Nicht unbedingt eine persönliche “Gurke” -doch etwas, das man sich wohl höchstens auf der Berlinale anschaut.

Das ursprünglich ausschließlich in Afrika beheimatete Flusspferd ist hier unser Erzähler. Mit abgrundtief gluggernder Stimme wundert es sich hier als Off-Erzähler wie es auf einem anderen Kontinent aufgewacht ist.

Zu den Exzessen des kolumbianischen Drogenbarons Pablo Escobars gehörte in den 1980ern ein Privatzoo auf seiner damaligen Ranch-Festung. Nach Escobars Tod entkamen die Hippos und pflanzten sich mangels natürlicher Feinde munter fort – was zu einer Bedrohung für die lokale Bevölkerung und Behörden wurde.
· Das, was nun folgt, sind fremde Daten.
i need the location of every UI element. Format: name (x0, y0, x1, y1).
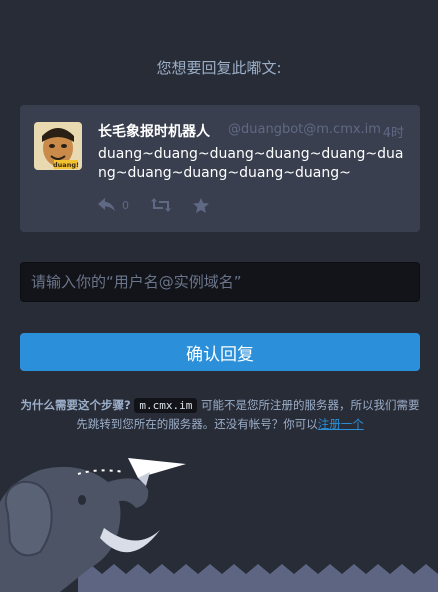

Die Gattung zählt zu den gefährlichsten, weil bei Störung aggresivsten überhaupt.

© Monte & Culebra

Eine klassische Narrative nur phasenweise bedienend, montiert Regisseur De Los Santos Arias hier die Fährnisse des titelgebenden Pepe und seiner Hippopotamus Herde, des Flussfischers Candelario, Urwald-Dorfszenen (inklusive Hinterwald Schönheits-Wettbewerb) sowie (fiktives?) Audiomaterial von Drogenrazzien …und fast überfordernde mehr.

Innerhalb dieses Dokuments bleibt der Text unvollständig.